Hitzfelds Jünger wollten bestenfalls mit einem Unentschieden 0:0, 1:1 oder 2:2
sich aus der Schlinge ziehen. Sozusagen alle rechneten mit dem Untergang dieses
Davids vor der Allgewalt des Goliaths – wenigstens in dieser Angelegenheit; denn
die Bibel ist die Bibel und mag noch so vielen Hoffnung spenden. Lediglich ein
kenntnisreicher Roulette-Spieler erklärte mehr oder minder spassig: „Nach 18
Niederlagen muss irgendeinmal ein Sieg kommen. Das bezeugt die
Wahrscheinlichkeitsrechnung und der gesunde Menschenverstand.“ Und siehe da: das
gewöhnlich Unmögliche wurde zum Seltenen, doch immer irgendwie Vorhandenen
möglich. Umso grösser die Freude im ganzen Land, wenigstens unter den
„Alteingesessenen.“
Hintergründiges ist wichtiger als Vordergründiges
Vielleicht müssen wir (wieder) lernen, dass Fragen wichtiger und vor allem
interessanter als vermeintlich felsenfeste Antworten sind.
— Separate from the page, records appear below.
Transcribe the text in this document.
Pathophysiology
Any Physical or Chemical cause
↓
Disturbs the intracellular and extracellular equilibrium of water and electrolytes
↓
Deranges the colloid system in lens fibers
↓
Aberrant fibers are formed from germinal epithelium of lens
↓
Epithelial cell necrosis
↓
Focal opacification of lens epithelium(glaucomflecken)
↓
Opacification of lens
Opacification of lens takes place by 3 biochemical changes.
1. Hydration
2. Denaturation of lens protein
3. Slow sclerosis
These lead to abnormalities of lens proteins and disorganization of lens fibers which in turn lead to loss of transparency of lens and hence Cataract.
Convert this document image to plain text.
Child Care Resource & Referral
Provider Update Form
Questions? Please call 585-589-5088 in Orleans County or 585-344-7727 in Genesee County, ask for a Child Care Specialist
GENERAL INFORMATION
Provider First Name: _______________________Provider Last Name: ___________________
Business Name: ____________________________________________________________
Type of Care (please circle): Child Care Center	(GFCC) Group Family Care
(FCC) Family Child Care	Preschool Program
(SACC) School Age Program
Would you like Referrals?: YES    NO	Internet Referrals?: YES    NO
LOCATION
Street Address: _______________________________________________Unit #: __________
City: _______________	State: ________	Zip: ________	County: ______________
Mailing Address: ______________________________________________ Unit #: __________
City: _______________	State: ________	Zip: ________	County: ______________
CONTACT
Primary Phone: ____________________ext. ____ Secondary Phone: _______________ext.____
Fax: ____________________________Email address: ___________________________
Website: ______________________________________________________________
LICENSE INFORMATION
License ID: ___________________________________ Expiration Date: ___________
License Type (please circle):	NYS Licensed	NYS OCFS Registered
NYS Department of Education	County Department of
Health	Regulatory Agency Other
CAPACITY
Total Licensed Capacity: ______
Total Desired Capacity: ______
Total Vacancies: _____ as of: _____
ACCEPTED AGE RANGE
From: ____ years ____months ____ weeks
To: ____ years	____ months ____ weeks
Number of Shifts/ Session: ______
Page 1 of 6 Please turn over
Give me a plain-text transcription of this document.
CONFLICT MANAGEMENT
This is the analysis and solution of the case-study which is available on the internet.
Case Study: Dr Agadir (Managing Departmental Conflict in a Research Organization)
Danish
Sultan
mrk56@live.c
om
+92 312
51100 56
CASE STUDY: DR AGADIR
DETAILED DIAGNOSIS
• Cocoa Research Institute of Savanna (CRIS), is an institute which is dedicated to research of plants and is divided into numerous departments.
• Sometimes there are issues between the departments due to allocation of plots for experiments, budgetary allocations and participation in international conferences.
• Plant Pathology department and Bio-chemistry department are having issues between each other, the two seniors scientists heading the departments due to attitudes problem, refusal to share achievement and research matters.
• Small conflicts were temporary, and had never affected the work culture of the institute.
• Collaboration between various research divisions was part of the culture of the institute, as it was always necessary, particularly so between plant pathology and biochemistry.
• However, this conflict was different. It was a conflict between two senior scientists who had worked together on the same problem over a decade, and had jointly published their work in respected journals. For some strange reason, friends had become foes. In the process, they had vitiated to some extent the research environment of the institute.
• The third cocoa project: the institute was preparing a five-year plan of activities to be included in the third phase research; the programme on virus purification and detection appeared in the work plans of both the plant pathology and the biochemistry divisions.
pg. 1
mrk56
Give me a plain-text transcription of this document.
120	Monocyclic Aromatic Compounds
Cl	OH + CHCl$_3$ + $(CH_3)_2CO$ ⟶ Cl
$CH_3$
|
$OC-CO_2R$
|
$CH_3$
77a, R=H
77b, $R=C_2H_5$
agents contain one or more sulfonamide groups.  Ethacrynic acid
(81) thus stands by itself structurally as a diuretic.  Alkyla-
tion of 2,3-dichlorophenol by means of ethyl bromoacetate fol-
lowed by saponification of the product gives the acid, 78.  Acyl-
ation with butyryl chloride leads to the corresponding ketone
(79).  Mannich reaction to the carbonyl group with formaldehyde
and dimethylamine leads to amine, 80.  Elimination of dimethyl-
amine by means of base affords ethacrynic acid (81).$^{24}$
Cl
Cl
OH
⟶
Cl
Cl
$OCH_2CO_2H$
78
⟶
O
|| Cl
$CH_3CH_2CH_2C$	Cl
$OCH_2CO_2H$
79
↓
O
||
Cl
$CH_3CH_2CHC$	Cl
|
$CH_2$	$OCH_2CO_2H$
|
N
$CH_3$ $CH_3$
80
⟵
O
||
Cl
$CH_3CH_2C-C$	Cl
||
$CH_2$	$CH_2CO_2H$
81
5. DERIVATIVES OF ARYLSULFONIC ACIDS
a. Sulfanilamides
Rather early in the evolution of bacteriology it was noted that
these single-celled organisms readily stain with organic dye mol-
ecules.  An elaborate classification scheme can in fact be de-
Richtiger auch als
all das, was Facebook und andere Neuigkeiten der Computerwelt fortlaufend
„ausspucken“. Das mag sogar für unsere Religionen und Konfessionen, ja selbst
die Philosophie gelten. Bleibt Gott mehr ein Geheimnis als das feste Bekenntnis,
wird nicht mehr nur d e r Allmächtige, sondern d a s Allmächtige, etwas nicht
geschlechtlich Bestimmbares und Bedingtes verehrt, und vieles, was uns
gottbefohlen erscheint als blosser Zufall erkannt und anerkannt, immer mit der
Möglichkeit, dass es auch etwas Höheres oder Tieferes sein kann, wird den
Kriegen und Missverständnissen unter den Religionen, Konfessionen, Ideologien,
Weltanschauungen jeglicher Art in hohem Masse der Boden entzogen. Dann werden
wir etwas bescheidener und nähern uns der Erkenntnis der alten Mystiker, die
mehr vom selbstkritischen als den selbstgerechten Gewissheiten all der Hüter im
Besitz der unverrückbaren Wahrheit halten. So mag das Völkergemisch zu dem
führen, was auch internationale Wettkämpfe sein sollten und vielleicht einmal
sein werden: nicht nur der fröhliche Ersatz für den schrecklichen und
schliesslich gar nicht mehr möglichen, weil alle vernichtenden Krieg, sondern
die Freude am schönen Spiel und an der Grösse des blossen Zufalls statt all
unserer Berechnungen, Hoffnungen und Vorhersagen.